The Wizards will not be big spenders in free agency, as they don’t have a ton of cap room and it is their hope to spend it on re-signing Davis Bertans. That said, whether they ink Bertans or not, they will have some room to operate via exceptions and minimum contracts.
Here are four options for the Wizards to explore in free agency, starting with the biggest reach and working our way to the more realistic options…
Team: Brooklyn Nets
2019-20 stats: 14.5 ppg, 4.3 rpg, 2.1 apg, 0.6 spg, 48.6 FG% (5.5/11.4), 42.4 3PT% (2.5/5.9)
2019-20 salary: $7.7M
General manager Tommy Sheppard clearly covets shooters and Harris is among the best three-point marksmen in the NBA. Going after him probably only makes sense if they can’t re-sign Bertans, as they almost certainly wouldn’t be able to afford both.
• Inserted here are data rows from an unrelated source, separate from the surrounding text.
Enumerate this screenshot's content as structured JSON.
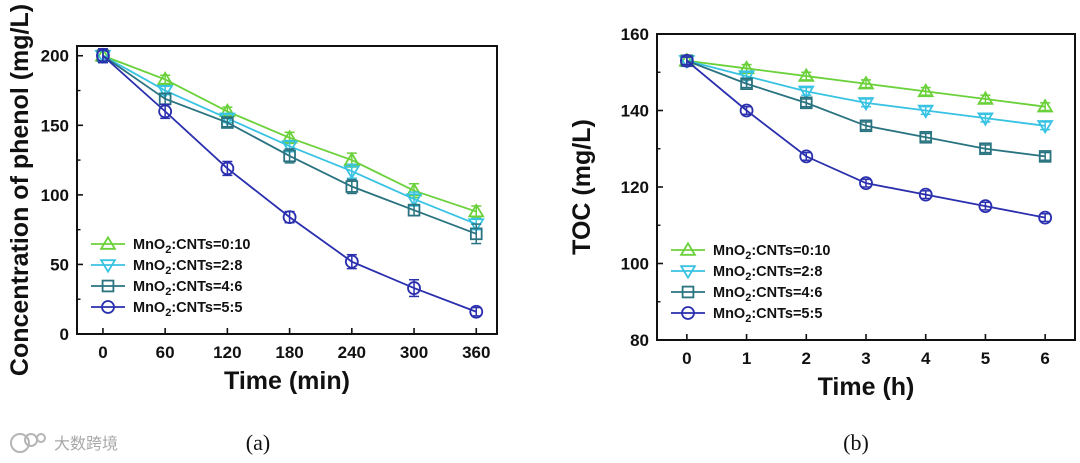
{
  "watermark": "大数跨境",
  "colors": {
    "s1": "#6bd13a",
    "s2": "#39c3e3",
    "s3": "#2a7380",
    "s4": "#2a2fae"
  },
  "chart_data": [
    {
      "type": "line",
      "caption": "(a)",
      "xlabel": "Time (min)",
      "ylabel": "Concentration of phenol (mg/L)",
      "x": [
        0,
        60,
        120,
        180,
        240,
        300,
        360
      ],
      "xticks": [
        "0",
        "60",
        "120",
        "180",
        "240",
        "300",
        "360"
      ],
      "yticks": [
        "0",
        "50",
        "100",
        "150",
        "200"
      ],
      "xlim": [
        -25,
        380
      ],
      "ylim": [
        0,
        207
      ],
      "legend_position": "bottom-left",
      "series": [
        {
          "name": "MnO2:CNTs=0:10",
          "marker": "triangle-up",
          "values": [
            200,
            183,
            160,
            141,
            125,
            103,
            88
          ],
          "errors": [
            4,
            3,
            3,
            4,
            5,
            5,
            4
          ]
        },
        {
          "name": "MnO2:CNTs=2:8",
          "marker": "triangle-down",
          "values": [
            200,
            175,
            155,
            135,
            117,
            97,
            79
          ],
          "errors": [
            4,
            3,
            3,
            4,
            5,
            5,
            4
          ]
        },
        {
          "name": "MnO2:CNTs=4:6",
          "marker": "square",
          "values": [
            200,
            169,
            152,
            128,
            106,
            89,
            72
          ],
          "errors": [
            4,
            4,
            3,
            5,
            5,
            4,
            7
          ]
        },
        {
          "name": "MnO2:CNTs=5:5",
          "marker": "circle",
          "values": [
            200,
            160,
            119,
            84,
            52,
            33,
            16
          ],
          "errors": [
            5,
            5,
            5,
            4,
            5,
            6,
            3
          ]
        }
      ]
    },
    {
      "type": "line",
      "caption": "(b)",
      "xlabel": "Time (h)",
      "ylabel": "TOC (mg/L)",
      "x": [
        0,
        1,
        2,
        3,
        4,
        5,
        6
      ],
      "xticks": [
        "0",
        "1",
        "2",
        "3",
        "4",
        "5",
        "6"
      ],
      "yticks": [
        "80",
        "100",
        "120",
        "140",
        "160"
      ],
      "xlim": [
        -0.5,
        6.5
      ],
      "ylim": [
        80,
        160
      ],
      "legend_position": "bottom-left",
      "series": [
        {
          "name": "MnO2:CNTs=0:10",
          "marker": "triangle-up",
          "values": [
            153,
            151,
            149,
            147,
            145,
            143,
            141
          ],
          "errors": [
            1,
            1,
            1,
            1,
            1,
            1,
            1
          ]
        },
        {
          "name": "MnO2:CNTs=2:8",
          "marker": "triangle-down",
          "values": [
            153,
            149,
            145,
            142,
            140,
            138,
            136
          ],
          "errors": [
            1,
            1,
            1,
            1,
            1,
            1,
            1
          ]
        },
        {
          "name": "MnO2:CNTs=4:6",
          "marker": "square",
          "values": [
            153,
            147,
            142,
            136,
            133,
            130,
            128
          ],
          "errors": [
            1,
            1,
            1,
            1,
            1,
            1,
            1
          ]
        },
        {
          "name": "MnO2:CNTs=5:5",
          "marker": "circle",
          "values": [
            153,
            140,
            128,
            121,
            118,
            115,
            112
          ],
          "errors": [
            1,
            1,
            1,
            1,
            1,
            1,
            1
          ]
        }
      ]
    }
  ]
}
But there is always room for someone who can spread the floor like Harris can. He’s a 42.6 percent career shooter from three and the past two seasons has shot 44.8 percent on 5.5 attempts per game.
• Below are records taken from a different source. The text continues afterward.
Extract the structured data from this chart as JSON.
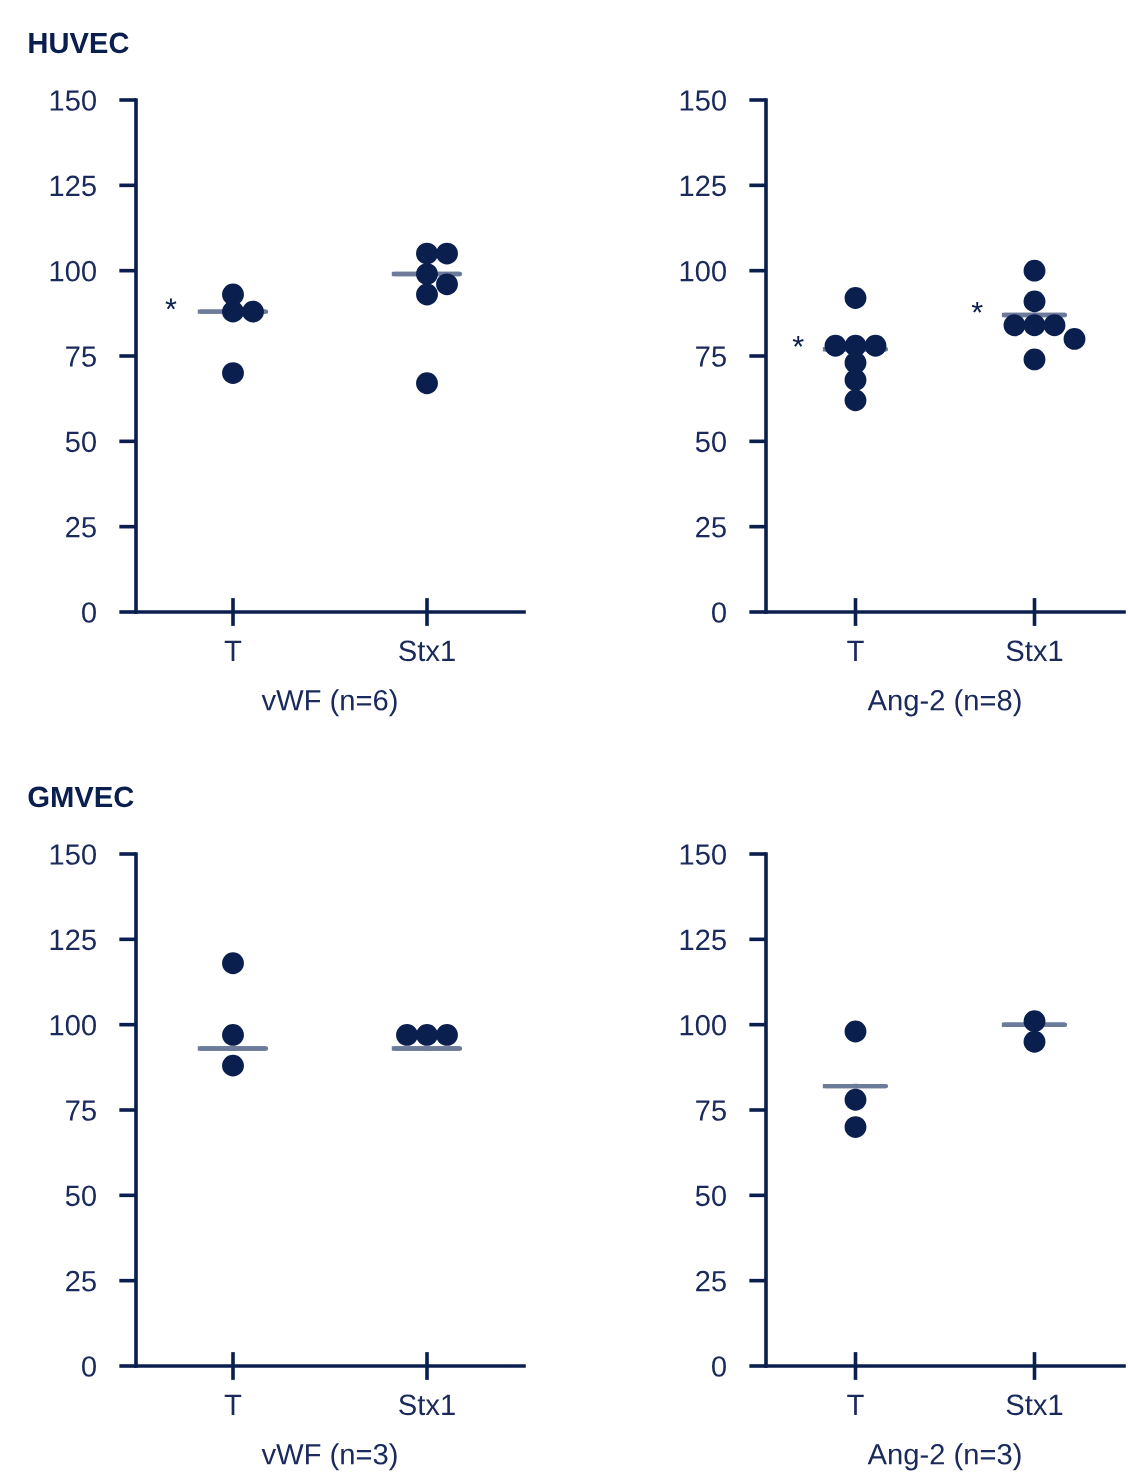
{
  "chart_data": [
    {
      "type": "scatter",
      "title": "HUVEC",
      "xlabel": "vWF (n=6)",
      "categories": [
        "T",
        "Stx1"
      ],
      "ylim": [
        0,
        150
      ],
      "yticks": [
        0,
        25,
        50,
        75,
        100,
        125,
        150
      ],
      "grid": false,
      "legend": false,
      "series": [
        {
          "color": "#0b1f4f",
          "marker": "circle",
          "x": [
            "T",
            "T",
            "T",
            "T",
            "Stx1",
            "Stx1",
            "Stx1",
            "Stx1",
            "Stx1",
            "Stx1"
          ],
          "values": [
            93,
            88,
            88,
            70,
            105,
            105,
            99,
            96,
            93,
            67
          ]
        },
        {
          "type": "box",
          "color": "#6d7b9a",
          "boxes": [
            {
              "low": 88,
              "q1": 88,
              "median": 88,
              "q3": 88,
              "high": 88
            },
            {
              "low": 99,
              "q1": 99,
              "median": 99,
              "q3": 99,
              "high": 99
            }
          ]
        }
      ],
      "annotations": [
        {
          "text": "*",
          "x": "T",
          "y": 88
        }
      ]
    },
    {
      "type": "scatter",
      "xlabel": "Ang-2 (n=8)",
      "categories": [
        "T",
        "Stx1"
      ],
      "ylim": [
        0,
        150
      ],
      "yticks": [
        0,
        25,
        50,
        75,
        100,
        125,
        150
      ],
      "grid": false,
      "legend": false,
      "series": [
        {
          "color": "#0b1f4f",
          "marker": "circle",
          "x": [
            "T",
            "T",
            "T",
            "T",
            "T",
            "T",
            "T",
            "Stx1",
            "Stx1",
            "Stx1",
            "Stx1",
            "Stx1",
            "Stx1",
            "Stx1"
          ],
          "values": [
            92,
            78,
            78,
            78,
            73,
            68,
            62,
            100,
            91,
            84,
            84,
            84,
            80,
            74
          ]
        },
        {
          "type": "box",
          "color": "#6d7b9a",
          "boxes": [
            {
              "low": 77,
              "q1": 77,
              "median": 77,
              "q3": 77,
              "high": 77
            },
            {
              "low": 87,
              "q1": 87,
              "median": 87,
              "q3": 87,
              "high": 87
            }
          ]
        }
      ],
      "annotations": [
        {
          "text": "*",
          "x": "T",
          "y": 77
        },
        {
          "text": "*",
          "x": "Stx1",
          "y": 87
        }
      ]
    },
    {
      "type": "scatter",
      "title": "GMVEC",
      "xlabel": "vWF (n=3)",
      "categories": [
        "T",
        "Stx1"
      ],
      "ylim": [
        0,
        150
      ],
      "yticks": [
        0,
        25,
        50,
        75,
        100,
        125,
        150
      ],
      "grid": false,
      "legend": false,
      "series": [
        {
          "color": "#0b1f4f",
          "marker": "circle",
          "x": [
            "T",
            "T",
            "T",
            "Stx1",
            "Stx1",
            "Stx1"
          ],
          "values": [
            118,
            97,
            88,
            97,
            97,
            97
          ]
        },
        {
          "type": "box",
          "color": "#6d7b9a",
          "boxes": [
            {
              "low": 93,
              "q1": 93,
              "median": 93,
              "q3": 93,
              "high": 93
            },
            {
              "low": 93,
              "q1": 93,
              "median": 93,
              "q3": 93,
              "high": 93
            }
          ]
        }
      ]
    },
    {
      "type": "scatter",
      "xlabel": "Ang-2 (n=3)",
      "categories": [
        "T",
        "Stx1"
      ],
      "ylim": [
        0,
        150
      ],
      "yticks": [
        0,
        25,
        50,
        75,
        100,
        125,
        150
      ],
      "grid": false,
      "legend": false,
      "series": [
        {
          "color": "#0b1f4f",
          "marker": "circle",
          "x": [
            "T",
            "T",
            "T",
            "Stx1",
            "Stx1"
          ],
          "values": [
            98,
            78,
            70,
            101,
            95
          ]
        },
        {
          "type": "box",
          "color": "#6d7b9a",
          "boxes": [
            {
              "low": 82,
              "q1": 82,
              "median": 82,
              "q3": 82,
              "high": 82
            },
            {
              "low": 100,
              "q1": 100,
              "median": 100,
              "q3": 100,
              "high": 100
            }
          ]
        }
      ]
    }
  ]
}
Harris would likely slide right in as the starting small forward. He’s an okay defender, but wouldn’t make a major difference there. So, if he’s your one, big free agent signing, you can probably only justify it if you land a rim protector in the draft or via trade.
Team: Los Angeles Lakers
2019-20 stats: 8.6 ppg, 2.3 rpg, 1.3 apg, 0.9 spg, 44.4 FG% (3.5/7.8), 36.4 3PT% (1.3/3.5)
2019-20 salary: $4.8M (has 2020-21 player option)
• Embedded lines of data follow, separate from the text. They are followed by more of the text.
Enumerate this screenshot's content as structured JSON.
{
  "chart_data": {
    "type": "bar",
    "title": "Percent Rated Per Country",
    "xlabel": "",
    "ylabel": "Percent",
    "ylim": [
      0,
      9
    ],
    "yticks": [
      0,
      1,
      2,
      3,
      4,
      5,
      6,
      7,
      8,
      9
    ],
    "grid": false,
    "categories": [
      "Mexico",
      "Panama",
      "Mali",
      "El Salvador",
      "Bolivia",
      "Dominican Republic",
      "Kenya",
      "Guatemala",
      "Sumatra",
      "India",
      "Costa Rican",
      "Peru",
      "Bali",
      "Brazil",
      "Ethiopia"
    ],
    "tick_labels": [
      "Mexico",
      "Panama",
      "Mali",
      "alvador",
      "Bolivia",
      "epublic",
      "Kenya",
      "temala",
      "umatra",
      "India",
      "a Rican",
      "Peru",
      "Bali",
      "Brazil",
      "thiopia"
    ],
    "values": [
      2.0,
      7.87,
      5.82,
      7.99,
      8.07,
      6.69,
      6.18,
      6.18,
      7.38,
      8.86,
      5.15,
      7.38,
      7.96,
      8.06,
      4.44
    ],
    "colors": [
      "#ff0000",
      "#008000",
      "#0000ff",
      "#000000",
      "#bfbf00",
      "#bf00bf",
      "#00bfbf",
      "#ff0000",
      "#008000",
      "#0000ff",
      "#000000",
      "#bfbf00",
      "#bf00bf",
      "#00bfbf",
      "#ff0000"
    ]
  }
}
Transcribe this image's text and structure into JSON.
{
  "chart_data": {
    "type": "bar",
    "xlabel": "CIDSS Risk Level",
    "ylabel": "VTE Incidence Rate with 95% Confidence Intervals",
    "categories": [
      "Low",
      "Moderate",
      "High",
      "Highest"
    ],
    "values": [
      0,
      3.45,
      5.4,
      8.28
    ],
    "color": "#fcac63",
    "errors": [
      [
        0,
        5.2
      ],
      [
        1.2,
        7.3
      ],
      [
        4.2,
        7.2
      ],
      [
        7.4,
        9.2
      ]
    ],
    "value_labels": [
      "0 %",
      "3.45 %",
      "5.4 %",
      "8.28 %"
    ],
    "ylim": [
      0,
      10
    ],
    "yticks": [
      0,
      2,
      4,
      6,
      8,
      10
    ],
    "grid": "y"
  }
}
Bradley would help the Wizards fill one of their biggest needs and that is perimeter defense. He may not be the All-Defense player he was in Boston, but he would immediately stand out on the Wizards’ roster. The Wizards would ask a simple role of him: back up Wall and Beal with physical, scrappy defense.
Bradley can still do that decently well and would likely be a good complement for Beal when he becomes the primary ballhandler with Wall on the bench. Beal could be the point guard on offense while Bradley assumes that role on the other end. The question with Bradley is whether a team like the Wizards can lure him away from contenders like the Bucks and Warriors, who are reportedly interested. But from a pure, basketball standpoint he would fit very well in Washington.
Team: San Antonio Spurs
2019-20 stats: 11.2 ppg, 2.0 rpg, 1.7 apg, 0.5 spg, 41.7 FG% (3.8/9.2), 38.8 3PT% (2.3/6.0)
2019-20 salary: $2.9M
Now we move to the bargain (and more realistic) options for the Wizards to sign. Forbes is a solid back-up shooting guard who is close to being an elite three-point shooter. He has shot 40 percent from beyond the arc for his career and just two years ago knocked down 42.6 percent on 5.0 attempts per game. For comparison, Bertans shot 42.9 percent on 4.4 attempts his last year in San Antonio before he came to the Wizards and had a breakout season.
Forbes isn’t a very good defender, but the Wizards aren’t going to find complete players in Forbes’ price range. Maybe they could tap into some of his potential on that end, as he does have a strong build and could, in theory, be a physical force on the perimeter. Plus, just because you stand out as a bad defensive player on the Spurs doesn’t mean the same will occur on the Wizards. He might represent an improvement over what they have seen recently in their second unit.
Age: 27 (turns 28 in Jan.)
Team: Milwaukee Bucks
2019-20 stats: 5.4 ppg, 4.2 rpg, 1.6 apg, 0.4 spg, 45.5 FG% (2.0/4.5), 33.1 3PT% (0.8/2.5)
2019-20 salary: $1.7M
Like Forbes, Connaughton likely wouldn’t cost much and he does a few very specific things well. For one, he would give the Wizards a boost in athleticism, which they are seeking this offseason. The guy can jump out of the gym. Plus, he’s a physical defender and a very good rebounder for his position. Connaugton averaged 4.2 rebounds per game each of the past two seasons and in 2019-20 pulled in 8.2 boards per 36 minutes. By that measure, he was the best rebounding shooting guard in the league.
As bad as the Wizards are defensively, they are nearly as bad at rebounding and that plays into the problem. Sometimes they force misses and don’t complete the stop with a defensive board. Connaughton could help that cause. And though he’s not a great shooter, he’s a consistently decent in that area. His 54.7 effective field goal percentage last season definitely checks out, considering his role.